Recently, on the Vegetarian/Vegan SparkTeam www.sparkpeople.com/mysp
, someone asked about how to reserve certain dishes for veg*ns (common term used to mean both vegetarian and vegan - since they both start with 'veg' and end with an 'n') so that the typical, meat-eaters, don't use the dishes as their side dishes. It brought up a lot of people talking about what they do at potlucks/event or what they expect others to do. I thought it was very good topic and it really brought up some good issues for discussion.
I personally am not a strict vegan but I am a strict vegetarian (who eats vegan at home) so potlucks and events I am usually okay. There seems to always be *something* I can eat - even if it's just a roll or a salad... even just grabbing the toppings to burgers (tomatoes, lettuce, onion). But being a vegan (or having allergies/intolerance) is much more difficult.
I was talking with my mom and husband about this since we recently went to my son's kindergarden potluck. I was in charge or dessert and made three different organic treats (one gluten-free, one vegan, and one low calorie - all were nut free, just incase). I considered making little signs with ingredients on them but my mom told me not to bother since, "If you really had an issue, you wouldn't go or you would bring your own food." She's right, of course, but why does it have to be this way?
Further, society seems much more willing to cater towards religious and allergy restrictions. Perhaps, rather than stating that we are veg*n (which is generally accepted as *choice*), we should say that we are allergic to animal products. I know I am hands-down intolerant to dairy (though I still eat it when the moods strikes) and I'd be willing to guess that I am also intolerant to meat, especially beef, as that is typical for anyone who refrains from animal proteins for an extended period of time.
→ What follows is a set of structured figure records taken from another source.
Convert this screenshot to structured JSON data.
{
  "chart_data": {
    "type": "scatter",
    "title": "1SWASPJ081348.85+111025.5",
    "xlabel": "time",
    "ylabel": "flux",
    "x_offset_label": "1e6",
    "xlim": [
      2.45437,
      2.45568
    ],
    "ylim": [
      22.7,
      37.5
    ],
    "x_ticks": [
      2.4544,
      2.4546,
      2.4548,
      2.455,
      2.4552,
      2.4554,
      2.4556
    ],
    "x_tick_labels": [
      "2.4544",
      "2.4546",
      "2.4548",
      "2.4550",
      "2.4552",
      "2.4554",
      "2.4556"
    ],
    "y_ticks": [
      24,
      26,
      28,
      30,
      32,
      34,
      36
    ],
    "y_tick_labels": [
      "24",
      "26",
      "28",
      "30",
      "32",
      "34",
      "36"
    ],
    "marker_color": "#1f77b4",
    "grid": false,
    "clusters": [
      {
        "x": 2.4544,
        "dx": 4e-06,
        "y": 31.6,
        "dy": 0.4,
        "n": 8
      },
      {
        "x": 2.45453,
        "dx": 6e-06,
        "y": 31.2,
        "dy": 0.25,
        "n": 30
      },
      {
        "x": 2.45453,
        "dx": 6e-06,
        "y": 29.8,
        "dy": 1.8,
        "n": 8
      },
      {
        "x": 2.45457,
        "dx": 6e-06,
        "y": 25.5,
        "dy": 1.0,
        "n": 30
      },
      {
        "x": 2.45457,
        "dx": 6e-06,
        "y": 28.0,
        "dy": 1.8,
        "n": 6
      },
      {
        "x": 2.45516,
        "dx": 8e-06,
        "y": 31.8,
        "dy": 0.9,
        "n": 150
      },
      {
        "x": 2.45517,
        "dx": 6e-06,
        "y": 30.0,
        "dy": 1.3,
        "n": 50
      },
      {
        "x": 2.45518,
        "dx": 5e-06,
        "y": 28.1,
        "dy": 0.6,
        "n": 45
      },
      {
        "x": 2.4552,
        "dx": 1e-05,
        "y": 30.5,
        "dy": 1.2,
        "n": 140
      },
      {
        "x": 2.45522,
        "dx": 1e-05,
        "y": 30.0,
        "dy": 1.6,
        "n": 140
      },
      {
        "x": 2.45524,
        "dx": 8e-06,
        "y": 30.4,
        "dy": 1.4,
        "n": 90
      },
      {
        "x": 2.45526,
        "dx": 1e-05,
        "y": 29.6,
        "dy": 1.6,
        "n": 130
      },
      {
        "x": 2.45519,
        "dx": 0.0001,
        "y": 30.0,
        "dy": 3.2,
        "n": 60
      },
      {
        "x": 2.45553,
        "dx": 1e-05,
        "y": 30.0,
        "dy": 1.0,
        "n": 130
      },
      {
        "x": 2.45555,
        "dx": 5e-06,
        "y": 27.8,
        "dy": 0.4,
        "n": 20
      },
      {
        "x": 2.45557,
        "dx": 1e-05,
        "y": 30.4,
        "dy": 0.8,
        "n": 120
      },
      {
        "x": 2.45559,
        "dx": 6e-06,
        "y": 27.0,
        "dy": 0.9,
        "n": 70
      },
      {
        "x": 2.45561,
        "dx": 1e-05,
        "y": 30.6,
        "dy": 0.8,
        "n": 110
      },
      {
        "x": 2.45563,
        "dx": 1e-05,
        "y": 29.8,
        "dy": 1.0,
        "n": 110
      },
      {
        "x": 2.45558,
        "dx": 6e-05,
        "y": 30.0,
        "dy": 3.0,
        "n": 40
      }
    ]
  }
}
Yes, organizing events is more difficult when you are catering towards other people's certain dietary needs but wouldn't we want that for ourselves - and our children/families/friends - if the roles were reversed? So, what would the solution be? Should invitations all have a inclusion: "Please RSVP and note any dietary requirements by Oct 12th." Or, in situations where a varied menu cannot be bothered with, be up front right away about what will be served and allow an open door for others to bring a dish that they can enjoy.
I read an article once about being a veg*n and what to do if you are invited to a dinner party. It recommended that the veg*n call the host/ess, inquire about what will be served and offer to bring a side dish that can be shared but could also serve as their dinner. Sure, this is a great option but should we feel obligated to cook for ourselves at someone else's dinner party?
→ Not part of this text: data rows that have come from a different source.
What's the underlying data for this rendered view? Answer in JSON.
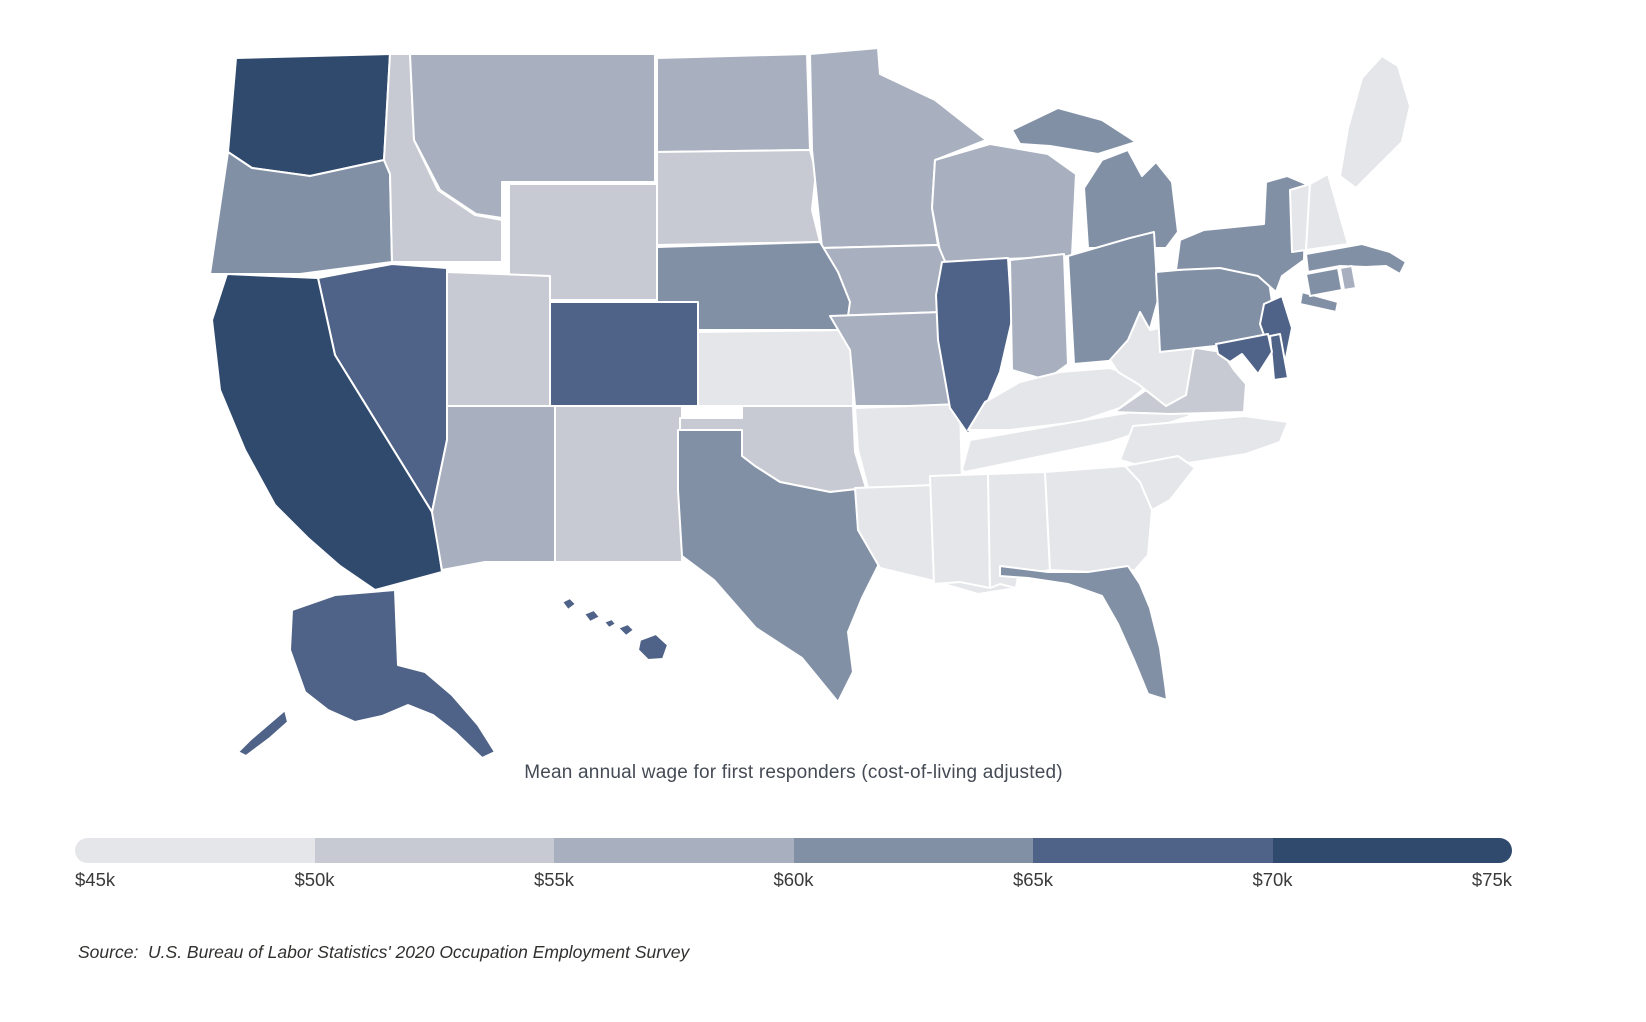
{
  "page": {
    "background": "#ffffff"
  },
  "legend": {
    "title": "Mean annual wage for first responders (cost-of-living adjusted)",
    "ticks": [
      "$45k",
      "$50k",
      "$55k",
      "$60k",
      "$65k",
      "$70k",
      "$75k"
    ],
    "colors": [
      "#e5e6e9",
      "#c7cad2",
      "#a8b0bf",
      "#8290a6",
      "#4f6287",
      "#304a6e"
    ]
  },
  "source": {
    "text": "Source:  U.S. Bureau of Labor Statistics' 2020 Occupation Employment Survey"
  },
  "chart_data": {
    "type": "choropleth",
    "region": "United States",
    "title": "Mean annual wage for first responders (cost-of-living adjusted)",
    "unit": "USD thousands (annual wage)",
    "domain": [
      45,
      75
    ],
    "bucket_thresholds": [
      50,
      55,
      60,
      65,
      70
    ],
    "legend_ticks": [
      "$45k",
      "$50k",
      "$55k",
      "$60k",
      "$65k",
      "$70k",
      "$75k"
    ],
    "source": "Source:  U.S. Bureau of Labor Statistics' 2020 Occupation Employment Survey",
    "states": [
      {
        "id": "WA",
        "name": "Washington",
        "value": 73
      },
      {
        "id": "OR",
        "name": "Oregon",
        "value": 61
      },
      {
        "id": "ID",
        "name": "Idaho",
        "value": 51
      },
      {
        "id": "MT",
        "name": "Montana",
        "value": 57
      },
      {
        "id": "WY",
        "name": "Wyoming",
        "value": 52
      },
      {
        "id": "UT",
        "name": "Utah",
        "value": 52
      },
      {
        "id": "CO",
        "name": "Colorado",
        "value": 67
      },
      {
        "id": "NV",
        "name": "Nevada",
        "value": 66
      },
      {
        "id": "CA",
        "name": "California",
        "value": 72
      },
      {
        "id": "AZ",
        "name": "Arizona",
        "value": 57
      },
      {
        "id": "NM",
        "name": "New Mexico",
        "value": 52
      },
      {
        "id": "ND",
        "name": "North Dakota",
        "value": 57
      },
      {
        "id": "SD",
        "name": "South Dakota",
        "value": 52
      },
      {
        "id": "MN",
        "name": "Minnesota",
        "value": 58
      },
      {
        "id": "WI",
        "name": "Wisconsin",
        "value": 59
      },
      {
        "id": "MI",
        "name": "Michigan",
        "value": 60
      },
      {
        "id": "IA",
        "name": "Iowa",
        "value": 58
      },
      {
        "id": "NE",
        "name": "Nebraska",
        "value": 61
      },
      {
        "id": "KS",
        "name": "Kansas",
        "value": 49
      },
      {
        "id": "OK",
        "name": "Oklahoma",
        "value": 52
      },
      {
        "id": "TX",
        "name": "Texas",
        "value": 62
      },
      {
        "id": "MO",
        "name": "Missouri",
        "value": 57
      },
      {
        "id": "AR",
        "name": "Arkansas",
        "value": 47
      },
      {
        "id": "LA",
        "name": "Louisiana",
        "value": 47
      },
      {
        "id": "IL",
        "name": "Illinois",
        "value": 68
      },
      {
        "id": "IN",
        "name": "Indiana",
        "value": 56
      },
      {
        "id": "OH",
        "name": "Ohio",
        "value": 63
      },
      {
        "id": "KY",
        "name": "Kentucky",
        "value": 47
      },
      {
        "id": "TN",
        "name": "Tennessee",
        "value": 47
      },
      {
        "id": "MS",
        "name": "Mississippi",
        "value": 46
      },
      {
        "id": "AL",
        "name": "Alabama",
        "value": 47
      },
      {
        "id": "GA",
        "name": "Georgia",
        "value": 47
      },
      {
        "id": "NC",
        "name": "North Carolina",
        "value": 47
      },
      {
        "id": "SC",
        "name": "South Carolina",
        "value": 47
      },
      {
        "id": "VA",
        "name": "Virginia",
        "value": 53
      },
      {
        "id": "WV",
        "name": "West Virginia",
        "value": 48
      },
      {
        "id": "FL",
        "name": "Florida",
        "value": 61
      },
      {
        "id": "PA",
        "name": "Pennsylvania",
        "value": 62
      },
      {
        "id": "NY",
        "name": "New York",
        "value": 64
      },
      {
        "id": "VT",
        "name": "Vermont",
        "value": 48
      },
      {
        "id": "NH",
        "name": "New Hampshire",
        "value": 48
      },
      {
        "id": "ME",
        "name": "Maine",
        "value": 48
      },
      {
        "id": "MA",
        "name": "Massachusetts",
        "value": 64
      },
      {
        "id": "CT",
        "name": "Connecticut",
        "value": 63
      },
      {
        "id": "RI",
        "name": "Rhode Island",
        "value": 59
      },
      {
        "id": "NJ",
        "name": "New Jersey",
        "value": 69
      },
      {
        "id": "DE",
        "name": "Delaware",
        "value": 69
      },
      {
        "id": "MD",
        "name": "Maryland",
        "value": 66
      },
      {
        "id": "AK",
        "name": "Alaska",
        "value": 66
      },
      {
        "id": "HI",
        "name": "Hawaii",
        "value": 65
      }
    ]
  }
}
Yeah, I generally bring my own meals to my parents/inlaws house when we;re invited for dinner. I don't want them to worry about me or what I might or might not be eating today - plus, they are family. However, if it's known that I am veg*n and am invited to a home dinner elsewhere, I sort of expect that there is at least something substantial for me to eat. Is that rude?
Sorry, I'm going off a little bit here. Perhaps I am not only looking at how others handle my eating but how I handle others eating as well. Have I ever bothered to ask others what they require? Have I shied away from inviting people to dinner who I know are more difficult to cook for?
I guess what I'm getting at is that a special plate shouldn't have to be reserved, you shouldn't have to go without and you shouldn't have to eat first - I wish society was just more willing to help make it work for everyone.